Reiterating their demand for prohibiting cotton exports immediately to tame the soaring prices, some players are also pushing for a long-term raw material strategy for the sector under which they want the government to impose an export duty on the fibre to keep local supplies steady.

Similarly, they have also suggested that the government follow the Chinese model and set up, through the state-run Cotton Corporation of India (CCI), a strategic reserve of about 10 million bales. This will enable it to resort to meaningful intervention in the market whenever there is a spike in raw material prices. These are part of a raft of suggestions submitted by these players to address the issue of raw material shortage in the country, official and industry sources told FE.

“Textiles minister Piyush Goyal is expected to take a decision, after considering these and other possible options, once he is back from Davos later this week,” said one of the sources.

Domestic cotton prices have more than doubled to breach Rs 1,00,000-mark per candy of 356 kg in the past one year. Consequently, cotton yarn prices, too, have jumped substantially.

In December 2021, stock and commodity markets regulator Sebi had suspended futures and options trading for one year in seven farm commodities, such as chana, mustard seed, crude palm oil, moong, paddy (Basmati), wheat and soyabean and its derivatives. However, trading in cotton wasn’t curbed.

“We have requested the government to ban futures trading of cotton. Similarly, the government should have a long-term strategy to ensure adequate availability of cotton to consuming industries, which are making value addition here and creating jobs, instead of allowing traders to have a free run,” said Raja Shanmugham, president of the Tirupur Exporters Association that represents the country’s largest garment cluster.

In a letter to Goyal, Apparel Export Promotion Council chairman Narendra Goenka pointed out that the price of cotton yarn has jumped by about 20% from Rs 376 per kg in March to Rs 446 in May.

India is already losing out to competitors like Bangladesh, due to their duty-free access to markets like the EU. “This continuous price increase will further make us uncompetitive,” Goenka said.

Making a case for promoting exports of finished products, Goenka said while the outbound shipment of raw cotton fetches about Rs 275 per kg, when converted to yarn, it touches Rs 400 a kilo. In contrast, a value-added product like garment, when exported, could fetch between Rs 1,000 to Rs 1,200 rupee a kilo.

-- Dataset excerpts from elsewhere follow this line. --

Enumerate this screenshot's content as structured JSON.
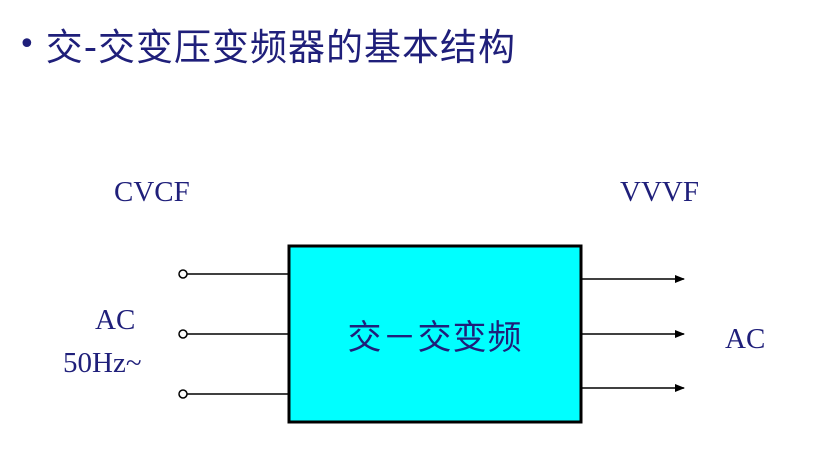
{
  "title": {
    "bullet": "•",
    "text": "交-交变压变频器的基本结构"
  },
  "input": {
    "top_label": "CVCF",
    "side_label_line1": "AC",
    "side_label_line2": "50Hz~",
    "terminal_count": 3
  },
  "output": {
    "top_label": "VVVF",
    "side_label": "AC",
    "arrow_count": 3
  },
  "converter": {
    "label": "交－交变频",
    "fill_color": "#00ffff",
    "border_color": "#000000"
  },
  "colors": {
    "text": "#1f1f7a",
    "lines": "#000000"
  }
}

Goenka added that, “We have suggested to the government quantitative restriction on export of raw cotton and cotton yarn, reducing the export benefit on export of cotton and cotton yarn along with declaring cotton as essential commodity (which will make it easy for the government to regulate its supply).”

According to T Rajkumar, director of Sakthi Group and chairman of the Confederation of Indian Textile Industry, the imposition of curbs won’t hurt farmers.

Sanjay Jain, former CITI chairman, said India cotton prices have moved up at a much faster pace than the Chinese cotton, further eroding India’s competitiveness vis-à-vis the world’s largest textiles and garment player.